Uyku Meleği ile arkadaşım Zeynep Süzmen Şen vasıtasıyla tanıştım. Zeynep, oğlu neredeyse iki yaşına gelene kadar gece sık sık uyanmasından şikayetçiydi ve Seride Hanım’la tanıştığında hayatı değişti. Dolayısıyla kendisinden çok bahsediyordu.

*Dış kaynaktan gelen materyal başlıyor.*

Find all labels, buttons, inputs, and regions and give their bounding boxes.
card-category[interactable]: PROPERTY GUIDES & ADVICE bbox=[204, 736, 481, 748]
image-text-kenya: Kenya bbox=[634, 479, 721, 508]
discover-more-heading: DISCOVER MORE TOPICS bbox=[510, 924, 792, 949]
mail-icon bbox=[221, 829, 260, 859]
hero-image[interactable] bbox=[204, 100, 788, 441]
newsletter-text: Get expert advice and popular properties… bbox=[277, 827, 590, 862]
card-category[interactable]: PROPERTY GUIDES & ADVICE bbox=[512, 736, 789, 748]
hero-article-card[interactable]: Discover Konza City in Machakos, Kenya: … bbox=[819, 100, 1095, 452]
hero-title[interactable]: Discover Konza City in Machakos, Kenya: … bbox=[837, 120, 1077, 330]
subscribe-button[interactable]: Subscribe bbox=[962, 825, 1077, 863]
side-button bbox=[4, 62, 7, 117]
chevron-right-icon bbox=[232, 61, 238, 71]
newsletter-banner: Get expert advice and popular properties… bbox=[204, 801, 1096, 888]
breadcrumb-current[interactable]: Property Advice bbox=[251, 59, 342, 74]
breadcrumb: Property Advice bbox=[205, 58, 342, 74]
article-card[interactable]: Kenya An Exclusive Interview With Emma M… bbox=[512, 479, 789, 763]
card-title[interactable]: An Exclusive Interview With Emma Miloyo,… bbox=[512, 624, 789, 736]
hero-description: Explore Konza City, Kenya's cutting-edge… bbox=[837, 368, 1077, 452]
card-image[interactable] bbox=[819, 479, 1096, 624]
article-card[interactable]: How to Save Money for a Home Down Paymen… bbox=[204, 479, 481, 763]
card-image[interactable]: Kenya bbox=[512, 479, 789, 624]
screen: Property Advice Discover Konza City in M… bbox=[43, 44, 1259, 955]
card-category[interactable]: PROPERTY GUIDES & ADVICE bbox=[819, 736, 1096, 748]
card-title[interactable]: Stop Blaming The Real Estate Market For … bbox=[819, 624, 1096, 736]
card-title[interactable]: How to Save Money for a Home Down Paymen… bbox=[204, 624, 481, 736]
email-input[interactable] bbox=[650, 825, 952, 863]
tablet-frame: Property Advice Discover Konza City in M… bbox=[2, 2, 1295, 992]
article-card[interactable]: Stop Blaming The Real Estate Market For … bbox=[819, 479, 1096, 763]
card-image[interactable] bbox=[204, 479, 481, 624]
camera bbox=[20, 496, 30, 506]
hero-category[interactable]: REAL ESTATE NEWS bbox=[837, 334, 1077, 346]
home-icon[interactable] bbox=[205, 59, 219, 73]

Oğlum doğar doğmaz, uykularını bir an önce düzene sokmam gerektiğini düşündüm. Hem disiplin ve düzeni seven biri olduğum için hem de ileride arkadaşlarımın bahsettiği problemlerle karşılaşmamak için uyku olayını halletmem gerektiğini düşünüyordum.  Ayrıca oğlum, doğduğundan beri geceleri uyusa da  gündüzleri çok kısa süreli uyuyordu, bu durumda ben de hiçbir şekilde dinlenemiyordum. Gece de sürekli emerek uykuya dalıyordu. Tabi bu süre bir hatta iki saati bile buluyordu bazen. Tam “Uyudu yatağına yatırayım” derken, yine gözler açılıyordu. Dolayısıyla kendi kendine yatağında uyumayı öğretmem gerekiyordu.

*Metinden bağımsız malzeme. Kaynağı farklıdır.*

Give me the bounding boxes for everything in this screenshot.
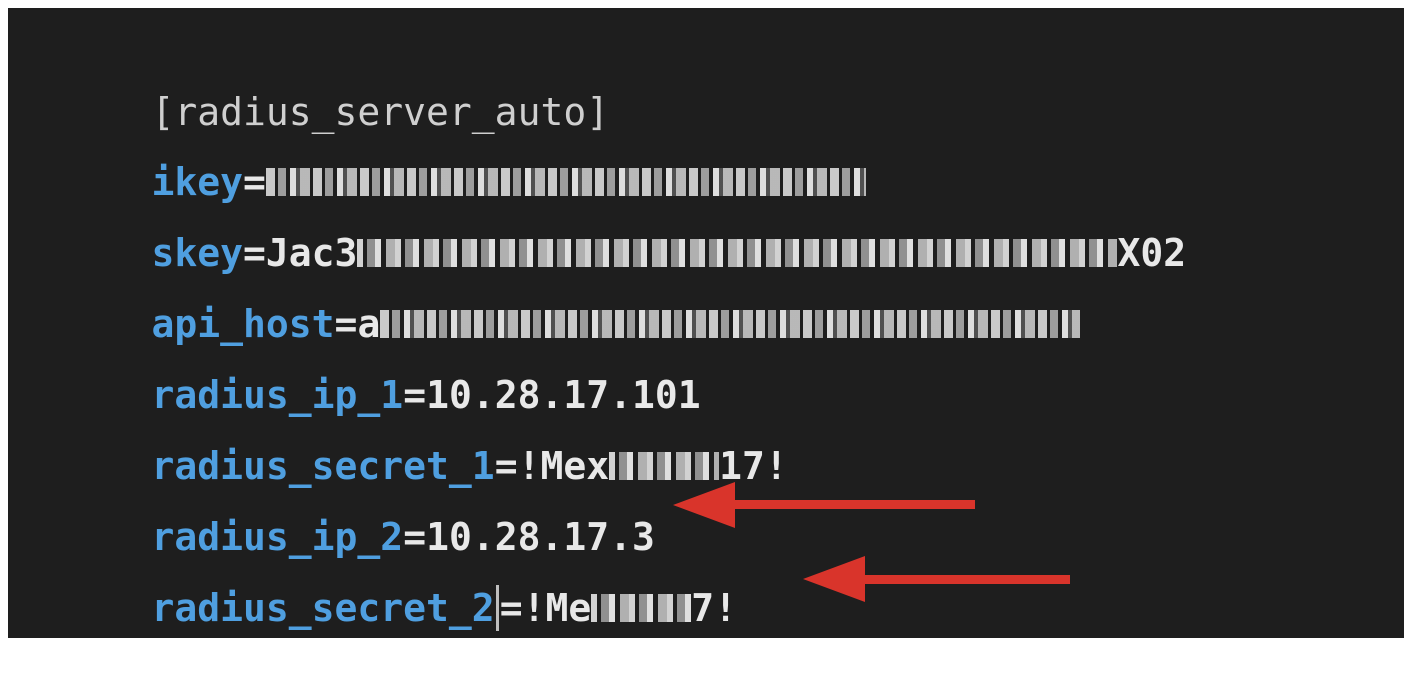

Oğlum 2,5 aylıkken yatağında uyuyabilmesi için Uyku Meleği ile eğitime başladık. 6 aylıkken kendi kendine uyuması için gereken eğitimi uyguladık. Uyku Meleği’nden koçluk aldıktan sonra öncelikle düzenimiz oluştu; istisnai durumlar haricinde her gün uyuma saatlerimiz belirlendi. Oğlum dinlendiği için daha kolay bir çocuk oldu, daha önceleri nedenini bilmediğim mızmızlanmalarının neredeyse hepsi uykusuzluktan kaynaklanıyormuş, anladım J Dolayısıyla oğlumun işaretlerini okumam da kolaylaştı, onun dilinden anlamaya başladım. İlk 6 aya kadar gece emmek için uyandıysak da, 6. aydaki son eğitimden sonra geceleri 11-12 saat kesintisiz uyumanın keyfini çıkardık.

Uyku Meleğini tanımlayan en iyi cümle bir aile dostumuzdan geldi geçen gün J 4.5 yaşında oğulları olan bir çift bizdeyken, ben oğlumu yatırdım, kamerayı aldım ve tekrar masada onlara katıldım. Onlar da merakla kameradan Yavuz’u izliyorlardı. Kendi kendine 7-8 dk oynadıktan sonra, uykuya daldığını görünce, baba “Ben 4.5 senedir bu durumun bizde yaşandığını bir kere bile görmedim, Artun annesi olmadan asla uyumaz. Uyku Meleği işinin bedelini sonuna kadar hak ediyor” dedi.